DG: For sure! This largely relates to the first question when I talked about pharmacogenetics and revealing and targeting specific mutations in an individual’s tumour. An interesting case study to answer this question is primary bone cancer. This disease has not seen treatment or survival improvement since the 1970s. Each patient is treated with exactly the same medicines and literally no new standard of care drugs have passed clinical trial in the last 50 years. Here’s where it gets interesting; if you go through the historical clinical trial data with a fine-toothed comb, you will see that some drugs actually worked really well for some patients on the trial. But the new drug was ultimately deemed a failure and was not pursued. Why is that? As NGS technologies have improved and become more widely used in bone cancer research, NGS has revealed that tq]his type of cancer has multiple subtypes, distinct enough to be considered a separate disease. Patients enrolled onto the previous trials were a mixed bag of diseases, which is why only ~5% had a good outcome. However, ~95% did not have a good outcome and so the trial failed. If NGS was available at the time – which it will be going forward – trials can be designed in two new ways. Either the drug is targeted towards a specific NGS profile, in which case that previous ~5% become ~100% if they are the specific participants enrolled; or the drug is tested in all participants and the ~5% are profiled afterwards and the drug is pursued for that particular cohort. Using this approach, NGS will unpick which drugs work in which patients, ultimately improving the chances of a drug making it to market, even for that 5%.
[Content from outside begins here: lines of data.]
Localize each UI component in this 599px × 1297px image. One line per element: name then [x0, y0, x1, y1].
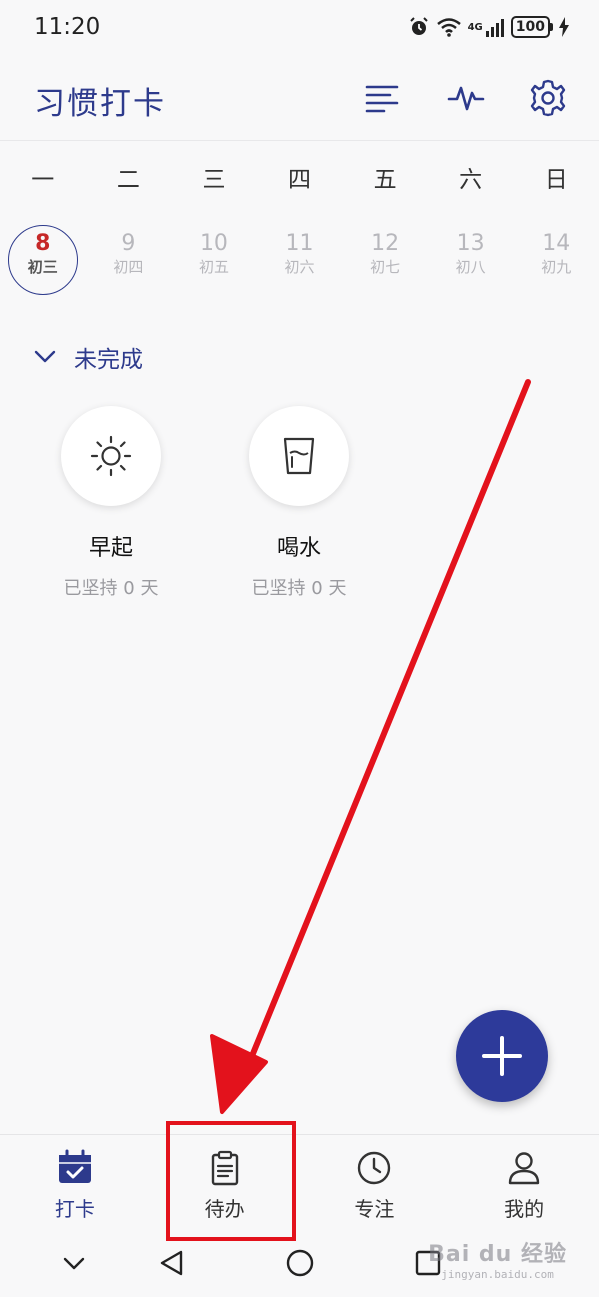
date-number: 13 — [456, 231, 485, 256]
lunar-date: 初六 — [284, 258, 315, 276]
alarm-icon — [409, 17, 428, 35]
date-number: 14 — [542, 231, 571, 256]
settings-button[interactable] — [528, 78, 568, 118]
activity-icon — [447, 86, 485, 111]
habit-name: 早起 — [88, 536, 133, 561]
habit-item[interactable]: 喝水 已坚持 0 天 — [244, 406, 354, 600]
add-habit-button[interactable] — [456, 1010, 548, 1102]
network-type: 4G — [467, 21, 483, 33]
date-cell-selected[interactable]: 8 初三 — [0, 222, 86, 296]
stats-button[interactable] — [446, 78, 486, 118]
hide-nav-button[interactable] — [62, 1248, 86, 1282]
section-title: 未完成 — [74, 347, 143, 373]
watermark-main: Bai du 经验 — [428, 1242, 567, 1267]
date-number: 9 — [121, 231, 136, 256]
date-cell[interactable]: 13 初八 — [428, 222, 514, 296]
charging-icon — [559, 17, 569, 37]
weekday-label: 六 — [459, 167, 483, 193]
plus-icon — [482, 1036, 522, 1076]
date-cell[interactable]: 14 初九 — [513, 222, 599, 296]
lunar-date: 初九 — [541, 258, 572, 276]
section-toggle[interactable]: 未完成 — [34, 340, 143, 374]
nav-label: 专注 — [354, 1197, 395, 1221]
wifi-icon — [436, 18, 461, 37]
nav-tab-focus[interactable]: 专注 — [300, 1135, 450, 1235]
app-header: 习惯打卡 — [0, 60, 599, 141]
lunar-date: 初八 — [455, 258, 486, 276]
date-cell[interactable]: 12 初七 — [342, 222, 428, 296]
weekday-label: 日 — [544, 167, 568, 193]
clock-icon — [358, 1151, 391, 1185]
nav-tab-me[interactable]: 我的 — [449, 1135, 599, 1235]
habit-name: 喝水 — [276, 536, 321, 561]
bottom-nav: 打卡 待办 专注 我的 — [0, 1134, 599, 1235]
chevron-down-icon — [63, 1257, 85, 1270]
watermark: Bai du 经验 jingyan.baidu.com — [428, 1236, 567, 1281]
date-number: 11 — [285, 231, 314, 256]
nav-tab-checkin[interactable]: 打卡 — [0, 1135, 150, 1235]
sun-icon — [90, 435, 132, 477]
list-button[interactable] — [362, 78, 402, 118]
selected-date-ring — [7, 225, 78, 295]
cup-icon — [283, 437, 315, 475]
status-time: 11:20 — [34, 14, 101, 40]
habit-check-button[interactable] — [61, 406, 161, 506]
weekday-label: 三 — [202, 167, 226, 193]
weekday-label: 四 — [288, 167, 312, 193]
date-cell[interactable]: 9 初四 — [86, 222, 172, 296]
home-icon — [286, 1249, 314, 1277]
lunar-date: 初四 — [113, 258, 144, 276]
settings-icon — [530, 79, 566, 117]
habit-item[interactable]: 早起 已坚持 0 天 — [56, 406, 166, 600]
habit-streak: 已坚持 0 天 — [63, 578, 159, 599]
weekday-label: 一 — [31, 167, 55, 193]
date-number: 12 — [371, 231, 400, 256]
battery-icon: 100 — [510, 16, 553, 38]
page-title: 习惯打卡 — [34, 86, 166, 122]
date-cell[interactable]: 10 初五 — [171, 222, 257, 296]
signal-icon — [485, 19, 504, 37]
nav-label: 我的 — [504, 1197, 545, 1221]
status-icons: 4G 100 — [408, 16, 569, 38]
user-icon — [508, 1152, 540, 1185]
status-bar: 11:20 4G 100 — [0, 0, 599, 60]
date-cell[interactable]: 11 初六 — [257, 222, 343, 296]
watermark-sub: jingyan.baidu.com — [441, 1268, 554, 1281]
chevron-down-icon — [34, 350, 56, 363]
battery-level: 100 — [510, 16, 550, 38]
habit-check-button[interactable] — [249, 406, 349, 506]
list-icon — [365, 85, 399, 113]
lunar-date: 初五 — [198, 258, 229, 276]
back-icon — [160, 1250, 183, 1276]
nav-label: 打卡 — [54, 1197, 95, 1221]
date-number: 10 — [199, 231, 228, 256]
date-row: 8 初三 9 初四 10 初五 11 初六 12 初七 13 初八 14 初九 — [0, 222, 599, 296]
calendar-check-icon — [58, 1149, 91, 1183]
annotation-highlight-box — [166, 1121, 296, 1241]
lunar-date: 初七 — [370, 258, 401, 276]
back-button[interactable] — [158, 1248, 186, 1282]
weekday-label: 二 — [116, 167, 140, 193]
weekday-label: 五 — [373, 167, 397, 193]
habit-streak: 已坚持 0 天 — [251, 578, 347, 599]
home-button[interactable] — [285, 1248, 315, 1282]
weekday-row: 一 二 三 四 五 六 日 — [0, 158, 599, 202]
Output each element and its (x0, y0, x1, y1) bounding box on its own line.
DDW Volume 24 – Issue 4, Fall 2023
Darrell Green is a lecturer and Group Leader in RNA Biology at Norwich Medical School, University of East Anglia. He trained in molecular genetics at Addenbrooke’s Hospital in Cambridge before obtaining his PhD in Medicine at UEA. His research combines genetics, cell and molecular biology with next generation sequencing and bioinformatics to study the role of microRNAs in various biological processes; with a particular interest in childhood bone cancer.